Guster
w/ Mason Jennings
Thurs. Feb. 15
8 p.m.
$18 (adv.)
The Plex
2390 W. Aviation Ave.
225-PLEX
www.theplexonline.com
www.guster.com
Some bands get together in college as a hobby, a way to pass the time between Ultimate Frisbee matches and stealing silverware from the dining hall. Then there are the young players who form an unbreakable kinship with their fellow musicians, a mounting tide of ambition coupled with performances that only get more fun, until the group finds that the momentum behind their efforts has developed into its own affable monster, rendering those hard-earned psychology degrees as useful as the empty toilet paper roll in a dingy club’s bathroom.
When the three original members of Guster met at freshman orientation at Tufts University in 1991, armed with only two acoustic guitars, a set of bongo drums, and three wildly subversive senses of humor, little did they know that they would eventually find themselves travelling across the world, covering everyone from The Band to Randy Newman on tribute CDs, and sharing stages with acts as diverse as Barenaked Ladies, Dave Matthews Band, Kansas, and … Kid Rock?

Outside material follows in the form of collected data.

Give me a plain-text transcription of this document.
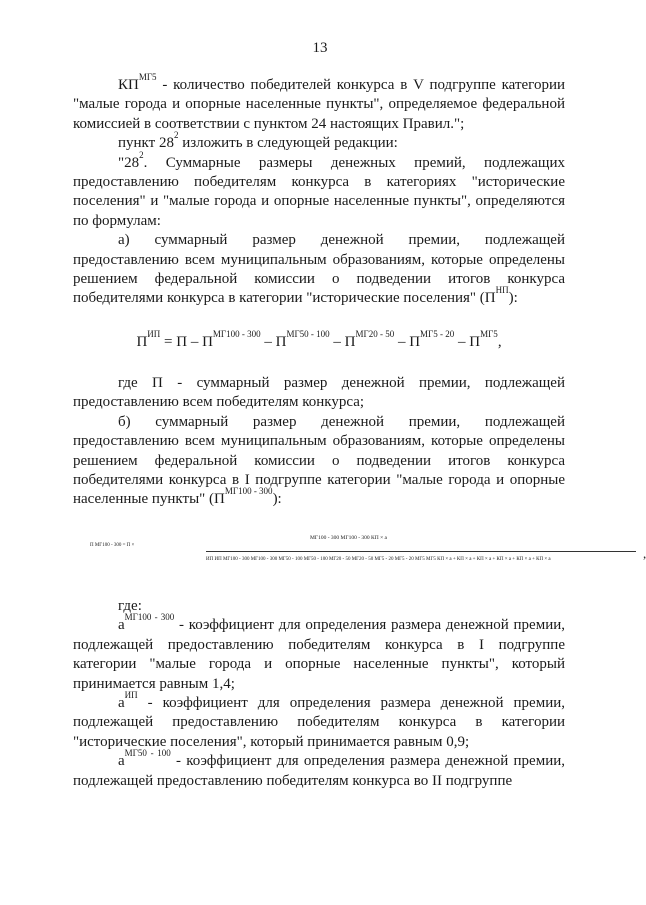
13

$КП^{МГ5}$ - количество победителей конкурса в V подгруппе категории "малые города и опорные населенные пункты", определяемое федеральной комиссией в соответствии с пунктом 24 настоящих Правил.";

пункт $28^2$ изложить в следующей редакции:

"$28^2$. Суммарные размеры денежных премий, подлежащих предоставлению победителям конкурса в категориях "исторические поселения" и "малые города и опорные населенные пункты", определяются по формулам:

а) суммарный размер денежной премии, подлежащей предоставлению всем муниципальным образованиям, которые определены решением федеральной комиссии о подведении итогов конкурса победителями конкурса в категории "исторические поселения" $(П^{НП})$:

$П^{ИП} = П - П^{МГ100 - 300} - П^{МГ50 - 100} - П^{МГ20 - 50} - П^{МГ5 - 20} - П^{МГ5}$,

где П - суммарный размер денежной премии, подлежащей предоставлению всем победителям конкурса;

б) суммарный размер денежной премии, подлежащей предоставлению всем муниципальным образованиям, которые определены решением федеральной комиссии о подведении итогов конкурса победителями конкурса в I подгруппе категории "малые города и опорные населенные пункты" $(П^{МГ100 - 300})$:

П МГ100 - 300 = П ×
МГ100 - 300 МГ100 - 300 КП × а
ИП ИП МГ100 - 300 МГ100 - 300 МГ50 - 100 МГ50 - 100 МГ20 - 50 МГ20 - 50 МГ5 - 20 МГ5 - 20 МГ5 МГ5 КП × а + КП × а + КП × а + КП × а + КП × а + КП × а	,

где:

$а^{МГ100 - 300}$ - коэффициент для определения размера денежной премии, подлежащей предоставлению победителям конкурса в I подгруппе категории "малые города и опорные населенные пункты", который принимается равным 1,4;

$а^{ИП}$ - коэффициент для определения размера денежной премии, подлежащей предоставлению победителям конкурса в категории "исторические поселения", который принимается равным 0,9;

$а^{МГ50 - 100}$ - коэффициент для определения размера денежной премии, подлежащей предоставлению победителям конкурса во II подгруппе
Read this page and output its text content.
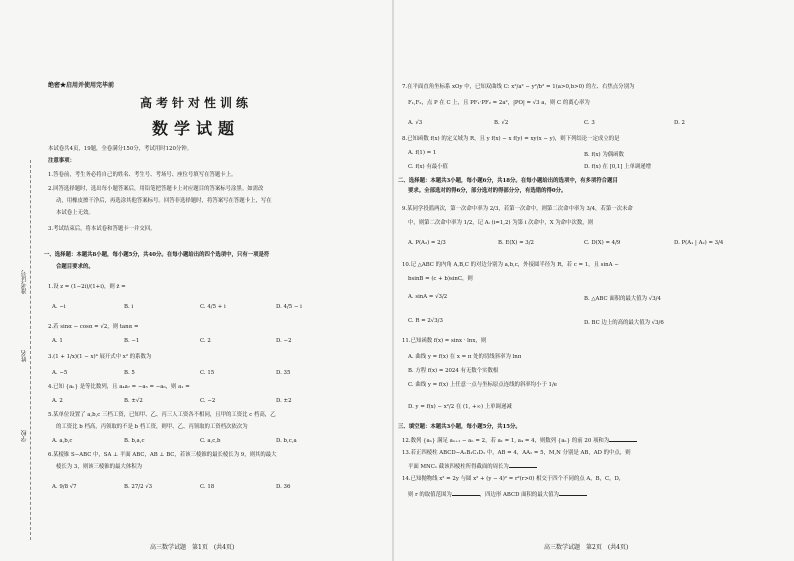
准考证号
姓名
学校
绝密★启用并使用完毕前
高考针对性训练
数学试题
本试卷共4页，19题，全卷满分150分，考试用时120分钟。
注意事项：
1.答卷前，考生务必将自己的姓名、考生号、考场号、座位号填写在答题卡上。
2.回答选择题时，选出每小题答案后，用铅笔把答题卡上对应题目的答案标号涂黑。如需改
动，用橡皮擦干净后，再选涂其他答案标号。回答非选择题时，将答案写在答题卡上，写在
本试卷上无效。
3.考试结束后，将本试卷和答题卡一并交回。
一、选择题：本题共8小题，每小题5分，共40分。在每小题给出的四个选项中，只有一项是符
合题目要求的。
1.设 z = (1−2i)/(1+i)，则 z̄ =
A. −i	B. i	C. 4/5 + i	D. 4/5 − i
2.若 sinα − cosα = √2，则 tanα =
A. 1	B. −1	C. 2	D. −2
3.(1 + 1/x)(1 − x)⁴ 展开式中 x² 的系数为
A. −5	B. 5	C. 15	D. 35
4.已知 {aₙ} 是等比数列，且 a₄a₇ = −a₅ = −a₆，则 a₁ =
A. 2	B. ±√2	C. −2	D. ±2
5.某单位设置了 a,b,c 三档工资，已知甲、乙、丙三人工资各不相同，且甲的工资比 c 档高，乙
的工资比 b 档高，丙领取的不是 b 档工资，则甲、乙、丙领取的工资档次依次为
A. a,b,c	B. b,a,c	C. a,c,b	D. b,c,a
6.某棱锥 S−ABC 中，SA ⊥ 平面 ABC，AB ⊥ BC，若该三棱锥的最长棱长为 9，则其的最大
棱长为 3，则该三棱锥的最大体积为
A. 9/8 √7	B. 27/2 √3	C. 18	D. 36
高三数学试题　第1页　(共4页)
7.在平面直角坐标系 xOy 中，已知双曲线 C: x²/a² − y²/b² = 1(a>0,b>0) 的左、右焦点分别为
F₁,F₂，点 P 在 C 上，且 PF₁·PF₂ = 2a²，|PO| = √3 a，则 C 的离心率为
A. √3	B. √2	C. 3	D. 2
8.已知函数 f(x) 的定义域为 R，且 y f(x) − x f(y) = xy(x − y)，则下列结论一定成立的是
A. f(1) = 1	B. f(x) 为偶函数
C. f(x) 有最小值	D. f(x) 在 [0,1] 上单调递增
二、选择题：本题共3小题，每小题6分，共18分。在每小题给出的选项中，有多项符合题目
要求。全部选对的得6分，部分选对的得部分分，有选错的得0分。
9.某同学投篮两次，第一次命中率为 2/3，若第一次命中，则第二次命中率为 3/4，若第一次未命
中，则第二次命中率为 1/2，记 Aᵢ (i=1,2) 为第 i 次命中，X 为命中次数，则
A. P(A₂) = 2/3	B. E(X) = 3/2	C. D(X) = 4/9	D. P(A₁ | A₂) = 3/4
10.记 △ABC 的内角 A,B,C 的对边分别为 a,b,c，外接圆半径为 R，若 c = 1，且 sinA −
bsinB = (c + b)sinC，则
A. sinA = √3/2	B. △ABC 面积的最大值为 √3/4
C. R = 2√3/3	D. BC 边上的高的最大值为 √3/6
11.已知函数 f(x) = sinx · lnx，则
A. 曲线 y = f(x) 在 x = π 处的切线斜率为 lnπ
B. 方程 f(x) = 2024 有无数个实数根
C. 曲线 y = f(x) 上任意一点与坐标原点连线的斜率均小于 1/e
D. y = f(x) − x²/2 在 (1, +∞) 上单调递减
三、填空题：本题共3小题，每小题5分，共15分。
12.数列 {aₙ} 满足 aₙ₊₁ − aₙ = 2，若 a₁ = 1, a₄ = 4，则数列 {aₙ} 的前 20 项和为
13.若正四棱柱 ABCD−A₁B₁C₁D₁ 中，AB = 4，AA₁ = 5，M,N 分别是 AB，AD 的中点，则
平面 MNC₁ 截该四棱柱所得截面的周长为
14.已知抛物线 x² = 2y 与圆 x² + (y − 4)² = r²(r>0) 相交于四个不同的点 A，B，C，D，
则 r 的取值范围为	，四边形 ABCD 面积的最大值为
高三数学试题　第2页　(共4页)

“In the late ’90s, we went to Florida to play this alt-rock festival, back when ‘Airport Song’ [from 1997’s Goldfly] got popular on the radio, that was full of those, like, muppet rockers who were all there to see Kid Rock,” says hearty-handed drummer Brian Rosenworcel. “So we flew in from Boston, got up on stage to play with rented gear, and the entire crowd was giving us the middle finger, so we played ‘I Wanna Be Sedated’ and it was just acoustic guitar and conga … it was the worst show. I’ll never forgive someone for that. Incongruent is the word I would use.”
Of course, if you were already a fan of Guster, you’d have read all about this on their road journal at www.guster.com, where Rosenworcel (a.k.a. The Thundergod) — not content to simply mash his hands into a literal bloody pulp in his thrashing on the hand drums — has condensed the band’s road adventures into succulent morsels of hilarity for going on 10 years now.
Joining Rosenworcel on the road and on stage are his two fellow Tufties, guitarists/singers Ryan Miller and Adam Gardner, plus “secret weapon,” Nashville-based multi-instrumentalist, songwriter, and all-around good guy Joe Pisapia, who became the Communion to Guster’s challah after he presented them with a copy of his band’s phenomenal, underappreciated full-length, Around the Year with Joe, Marc’s Brother in 2000.
Last year, the group released their fifth studio LP, Ganging Up on the Sun (Reprise), which contains flourishes of keyboards, horns, harmonica, and even an honest-to-God drum kit, which, when Rosenworcel first started using one in 2003, was anathema to some of the band’s longtime fans.
“We made Lost and Gone Forever [released in 1999], which was a full record of acoustic guitars and conga drums … and we’d finally pulled it off without any studio musicians or any sort of compromise of our signature sound which we’d been building up and after we did that, we sat down to make another record and we were like, ‘Let’s do something different,'” Rosenworcel says, “so I learned how to play drum kit and Ryan learned how to play bass and we’ve slowly been learning how to be a band that has no rules as far as instrumentation. I know it’s difficult for people from the Goldfly era to get their minds around it sometimes. We’ve just gotta make music we’re excited to make.”